The Phase I clinic, however, had very strong sales in the quarter, as the effect of the European Clinical Trials Directive waned and targeted sales efforts brought new clients from Europe and Japan to the clinic, said the company.
In light of this, Charles River has decided to keep the Clinical Services segment's Phase I facility in Edinburgh, Scotland, and is also continuing to assess options for a Phase I presence in North America.
"We have determined that the Phase I Clinical Services business is an essential, strategic component of our service offerings, as it enables us to support customers' preclinical efforts through early-stage clinical trials," said chairman, president and CEO James Foster.
Meanwhile, the Preclinical services biz has continued to be a strong performer for the firm, with revenues growing 7.4 per cent in the first quarter, and this is where the company sees its future.
"The sale of the Phase II - IV portion of our Clinical Services business will allow us to improve internal processes and focus our financial and operating resources on our core Research Models and Services, Preclinical Services and Clinical Phase I businesses, which we believe offer significant long-term growth opportunities," said Foster.

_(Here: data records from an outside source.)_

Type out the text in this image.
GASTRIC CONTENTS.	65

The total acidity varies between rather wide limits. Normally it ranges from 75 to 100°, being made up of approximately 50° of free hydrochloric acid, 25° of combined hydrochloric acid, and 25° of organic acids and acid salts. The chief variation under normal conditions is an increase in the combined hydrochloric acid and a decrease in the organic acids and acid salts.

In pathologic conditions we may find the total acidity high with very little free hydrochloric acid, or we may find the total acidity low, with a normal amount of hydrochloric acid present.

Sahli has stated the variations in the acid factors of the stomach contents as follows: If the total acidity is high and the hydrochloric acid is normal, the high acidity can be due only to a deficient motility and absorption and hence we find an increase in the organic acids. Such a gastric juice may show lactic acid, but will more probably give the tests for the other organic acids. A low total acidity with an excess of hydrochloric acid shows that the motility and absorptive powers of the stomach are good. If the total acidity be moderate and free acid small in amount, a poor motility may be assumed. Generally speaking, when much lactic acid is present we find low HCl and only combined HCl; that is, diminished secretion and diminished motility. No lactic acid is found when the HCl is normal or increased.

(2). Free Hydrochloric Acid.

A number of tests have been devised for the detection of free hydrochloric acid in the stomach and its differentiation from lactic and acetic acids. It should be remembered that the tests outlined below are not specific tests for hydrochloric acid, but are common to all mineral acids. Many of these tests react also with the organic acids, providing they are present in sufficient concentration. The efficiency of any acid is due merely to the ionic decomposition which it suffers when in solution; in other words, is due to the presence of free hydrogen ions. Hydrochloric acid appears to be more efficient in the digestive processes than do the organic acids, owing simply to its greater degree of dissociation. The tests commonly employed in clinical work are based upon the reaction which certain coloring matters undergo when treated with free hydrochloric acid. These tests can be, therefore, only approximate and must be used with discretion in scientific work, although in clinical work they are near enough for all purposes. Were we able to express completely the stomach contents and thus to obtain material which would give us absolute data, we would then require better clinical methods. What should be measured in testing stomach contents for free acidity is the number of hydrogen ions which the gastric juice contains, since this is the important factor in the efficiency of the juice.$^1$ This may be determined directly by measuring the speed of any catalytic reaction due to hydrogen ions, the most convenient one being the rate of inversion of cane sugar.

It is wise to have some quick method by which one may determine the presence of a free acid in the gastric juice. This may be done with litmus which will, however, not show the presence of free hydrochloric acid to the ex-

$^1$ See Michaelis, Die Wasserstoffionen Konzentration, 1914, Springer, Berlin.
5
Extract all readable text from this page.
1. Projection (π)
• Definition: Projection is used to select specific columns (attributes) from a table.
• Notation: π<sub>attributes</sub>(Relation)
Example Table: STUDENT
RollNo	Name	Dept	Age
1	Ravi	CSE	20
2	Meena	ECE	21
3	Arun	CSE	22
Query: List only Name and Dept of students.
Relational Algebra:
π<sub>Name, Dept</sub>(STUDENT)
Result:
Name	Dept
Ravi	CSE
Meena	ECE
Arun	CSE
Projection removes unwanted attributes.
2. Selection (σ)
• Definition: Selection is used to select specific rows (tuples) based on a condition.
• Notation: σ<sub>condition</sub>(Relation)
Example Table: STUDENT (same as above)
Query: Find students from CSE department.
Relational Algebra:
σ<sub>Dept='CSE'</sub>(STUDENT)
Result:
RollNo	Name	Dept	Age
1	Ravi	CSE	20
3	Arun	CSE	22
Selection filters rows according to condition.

"We believe that the market for outsourced preclinical services, particularly toxicology, continues to be strong, and we see emerging opportunities in invitro products, preconditioning services for research models, and early-stage clinical trials."
Turning the Research Models and Services (RMS) segment around will take some work, with the unit currently dragging its heels with revenue growth of only 1 per cent and operating earnings falling 4.4 per cent to $40.5m this last quarter.
The Clinical Services sale saw Charles River's profitability take a serious hit, causing the firm a goodwill impairment charge of $129.2m that contributed to the loss of $100.1m reported in the first quarter results.
The company also revised its sales growth from continuing operations for 2006 to only 6-8 per cent, due primarily to continuing softness in transgenic services, flat vaccine sales and preclinical services capacity constraints.
Moving forward, the company said it plans to introduce "strategic initiatives targeted at streamlining the business infrastructure and improving operating efficiency."